Daha sonraki zamanlarda Mihri Müşfik, zamanında var olan İttihat ve Terakki Cemiyeti’nin kurucularından olan zamanın İstanbul belediye başkanlarından Ali Rıza Bey’in annesi olan Naile Hanım’ı resmetmiştir. Ayrıca bu eser “Naile Hanım” ismini almış olup Mihri Müşfik’in en önemli eseri olur.

 

Mihri Müşfik’in Resim Öğretmeni Olması

Mihri Müşfik 1913 senesinde, Osmanlı Devleti Maliye Bakanı Cavit Bey ile tanışarak İstanbul Darülmuallimat yani kız öğretmen okuluna resim öğretmeni olarak atanır. Mihri Müşfik resim öğretmenliğine atandıktan sonra zamanında ünlü olmuş birçok ressam ve öğretmen yetiştirir. 

Mihri Müşfik daha sonrasında Kurtuluş Savaşının bitiminde Mustafa Kemal Atatürk’ün 3 metrelik bir portre resmini yaparak Çankaya Köşkü’ne götürür. Daha sonrasında ise Mustafa Kemal Atatürk’e bu portre resmini sunar. Ek olarak Mihri Müşfik’in yaptığı Atatürk Portresi cumhuriyetin ilan edilmesinden sonra yapılan ilk Atatürk Portresi olma özelliğini de taşır.

 

Atatürk Portresinin Hediye Edilmesi

Mihri Müşfik’in yapmış olduğu Atatürk Portresi daha sonrasında Yugoslav Kral Alexander’e hediye edilmiş ve bu tablo Belgrad Sarayı’na yerleştirilmiştir. Fakat bu tablo 2.Dünya savaşının bitmesinin ardından Belgrad Sarayı’na zarar verildiği için maalesef ki ortadan kaybolmuştur. Daha sonra yapılan araştırmalar sonucunda Atatürk Portresi 1990’lı yıllarda bulunmuştur.

 

15. Papa’nın Tablosunu Mihri Müşfik Yapmıştır

Mihri Müşfik 1922 senesinin bitiminde tekrardan İtalya’ya gitmiştir. Mihri Müşfik çizdiği resimlerde genel olarak ünlü insanların portrelerini yapmıştır. Daha sonra ünlü bir İtalyan şair olan Gabriele d’Annunzio sayesinde Vatikan’a gitme imkanı elde etmiştir. 
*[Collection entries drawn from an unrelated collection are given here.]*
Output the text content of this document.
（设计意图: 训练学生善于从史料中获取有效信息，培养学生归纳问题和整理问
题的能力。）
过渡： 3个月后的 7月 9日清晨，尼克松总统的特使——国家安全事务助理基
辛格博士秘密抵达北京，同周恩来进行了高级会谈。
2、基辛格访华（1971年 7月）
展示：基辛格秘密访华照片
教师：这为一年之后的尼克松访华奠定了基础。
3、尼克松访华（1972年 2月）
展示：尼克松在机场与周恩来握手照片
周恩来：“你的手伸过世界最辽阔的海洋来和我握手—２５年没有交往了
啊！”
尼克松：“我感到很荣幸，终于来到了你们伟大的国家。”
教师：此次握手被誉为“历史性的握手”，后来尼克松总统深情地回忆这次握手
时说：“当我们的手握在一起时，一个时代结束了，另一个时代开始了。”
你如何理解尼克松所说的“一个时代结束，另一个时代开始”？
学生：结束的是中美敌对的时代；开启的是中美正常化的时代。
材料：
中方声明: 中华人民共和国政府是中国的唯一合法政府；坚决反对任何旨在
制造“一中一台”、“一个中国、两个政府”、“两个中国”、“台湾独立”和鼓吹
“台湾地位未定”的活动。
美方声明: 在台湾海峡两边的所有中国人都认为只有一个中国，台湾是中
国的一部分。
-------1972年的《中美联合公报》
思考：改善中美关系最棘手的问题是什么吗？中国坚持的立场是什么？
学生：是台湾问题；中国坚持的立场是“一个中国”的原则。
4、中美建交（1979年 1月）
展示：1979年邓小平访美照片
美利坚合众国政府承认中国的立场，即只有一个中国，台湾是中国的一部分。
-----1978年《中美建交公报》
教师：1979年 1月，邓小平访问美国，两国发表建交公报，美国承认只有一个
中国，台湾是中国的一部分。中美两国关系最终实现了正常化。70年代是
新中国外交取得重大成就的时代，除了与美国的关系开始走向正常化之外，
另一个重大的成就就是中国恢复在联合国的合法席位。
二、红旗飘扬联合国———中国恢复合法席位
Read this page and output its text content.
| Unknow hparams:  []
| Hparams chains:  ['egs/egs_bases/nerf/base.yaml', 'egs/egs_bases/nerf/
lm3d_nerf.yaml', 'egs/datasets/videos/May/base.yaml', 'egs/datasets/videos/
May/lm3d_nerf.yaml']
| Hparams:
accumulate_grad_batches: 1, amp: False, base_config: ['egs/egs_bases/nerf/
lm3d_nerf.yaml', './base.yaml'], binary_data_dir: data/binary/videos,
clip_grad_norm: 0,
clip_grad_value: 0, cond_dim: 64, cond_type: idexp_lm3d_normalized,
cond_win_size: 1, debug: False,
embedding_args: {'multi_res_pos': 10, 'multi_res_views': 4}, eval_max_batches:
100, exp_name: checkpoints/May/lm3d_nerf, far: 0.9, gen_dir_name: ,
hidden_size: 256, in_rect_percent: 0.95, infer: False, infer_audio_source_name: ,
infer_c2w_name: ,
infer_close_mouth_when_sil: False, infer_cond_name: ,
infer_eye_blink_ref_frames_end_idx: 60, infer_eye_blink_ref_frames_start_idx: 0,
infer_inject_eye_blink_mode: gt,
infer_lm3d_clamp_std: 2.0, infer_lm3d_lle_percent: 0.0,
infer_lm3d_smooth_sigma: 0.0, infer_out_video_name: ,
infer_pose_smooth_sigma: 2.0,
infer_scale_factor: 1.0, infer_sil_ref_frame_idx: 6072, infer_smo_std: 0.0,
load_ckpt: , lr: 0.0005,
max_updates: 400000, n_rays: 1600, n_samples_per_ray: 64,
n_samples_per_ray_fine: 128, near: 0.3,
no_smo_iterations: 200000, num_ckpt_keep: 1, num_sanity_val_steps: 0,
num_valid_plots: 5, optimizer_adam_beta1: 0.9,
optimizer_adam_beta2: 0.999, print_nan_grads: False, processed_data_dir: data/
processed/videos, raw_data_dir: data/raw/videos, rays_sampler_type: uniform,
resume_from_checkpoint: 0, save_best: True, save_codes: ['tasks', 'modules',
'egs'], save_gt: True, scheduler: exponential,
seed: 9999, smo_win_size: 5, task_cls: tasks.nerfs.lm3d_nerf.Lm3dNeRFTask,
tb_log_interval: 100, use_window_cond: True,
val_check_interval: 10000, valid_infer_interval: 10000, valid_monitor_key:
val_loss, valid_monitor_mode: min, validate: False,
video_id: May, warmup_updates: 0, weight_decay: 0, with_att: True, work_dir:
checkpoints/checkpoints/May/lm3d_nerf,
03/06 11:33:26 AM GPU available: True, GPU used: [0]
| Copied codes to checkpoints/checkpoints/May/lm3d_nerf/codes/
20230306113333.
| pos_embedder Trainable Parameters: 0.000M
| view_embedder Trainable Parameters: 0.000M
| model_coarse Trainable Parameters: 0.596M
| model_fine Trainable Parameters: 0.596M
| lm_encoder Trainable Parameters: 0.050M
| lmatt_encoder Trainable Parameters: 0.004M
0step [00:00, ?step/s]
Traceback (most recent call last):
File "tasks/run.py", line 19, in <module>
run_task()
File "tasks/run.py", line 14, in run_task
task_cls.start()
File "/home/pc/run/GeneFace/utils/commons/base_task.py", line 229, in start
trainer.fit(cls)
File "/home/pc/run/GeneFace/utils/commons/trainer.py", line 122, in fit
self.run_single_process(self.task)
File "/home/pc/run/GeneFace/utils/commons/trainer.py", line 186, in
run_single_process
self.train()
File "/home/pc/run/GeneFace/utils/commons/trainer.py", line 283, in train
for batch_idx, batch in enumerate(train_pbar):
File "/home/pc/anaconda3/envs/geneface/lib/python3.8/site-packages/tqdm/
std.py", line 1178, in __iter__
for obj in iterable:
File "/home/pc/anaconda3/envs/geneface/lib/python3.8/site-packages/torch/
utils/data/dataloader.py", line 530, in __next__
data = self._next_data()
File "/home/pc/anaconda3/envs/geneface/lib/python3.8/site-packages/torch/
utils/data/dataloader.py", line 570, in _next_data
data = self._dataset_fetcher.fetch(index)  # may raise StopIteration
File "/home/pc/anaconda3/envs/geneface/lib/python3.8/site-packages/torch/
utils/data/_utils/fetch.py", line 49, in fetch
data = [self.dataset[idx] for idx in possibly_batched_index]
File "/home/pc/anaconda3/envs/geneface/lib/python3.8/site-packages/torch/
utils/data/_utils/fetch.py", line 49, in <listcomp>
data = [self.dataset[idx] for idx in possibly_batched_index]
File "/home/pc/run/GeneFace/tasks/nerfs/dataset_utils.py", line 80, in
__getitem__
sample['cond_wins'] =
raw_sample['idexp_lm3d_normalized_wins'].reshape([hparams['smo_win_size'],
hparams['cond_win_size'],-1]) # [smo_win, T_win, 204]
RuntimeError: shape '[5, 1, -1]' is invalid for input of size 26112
Vatikan’a gittikten sonra 15. Papa’nın portre resmini çizer. Mihri Müşfik daha sonrasında Vatikan’dan tekrar Paris’e yolculuk yapar. Bunda sonra ise yapmış olduğu, ünlü bir tablo olan ”Çingene” tablosu Louvre Müzesi’nde sergilenmiştir.

 

Mihri Müşfik’in Kardeşine Öğütü

Mihri Müşfik bir zamanlar yeğeni Hale Asaf’ın resim öğretmenliğini yapmaktaydı. Fakat Mihri Müşfik yeğeni Hale Asaf’a resimden vazgeçmesini öğütlüyordu. Ona karşı “Ben resim yaptım da ne oldu? Sanat karın doyurmuyor… Tablolarını mı yiyeceksin? …Ben güzelim, başımın çaresine bakarım, sende o da yok ama resim yapmaya devam et!” diye devam eden ifadeleri kullanmıştır.

 

Mihri Müşfik’in ABD’ye Yolculuk Yapması

Mihri Müşfik’in yeğeni olan Hale Asaf bir süre sonra vefat etmiştir. Ardından Mihri Müşfik ise yeğeni vefat ettikten kısa bir süre sonra ABD’ye gider. ABD ülkesinde bazı üniversitelerinin konuk profesörü olarak iş yapmış ve ABD’deki zengin ailelerin çocuklarına resim dersleri vererek gelir elde etmiştir. 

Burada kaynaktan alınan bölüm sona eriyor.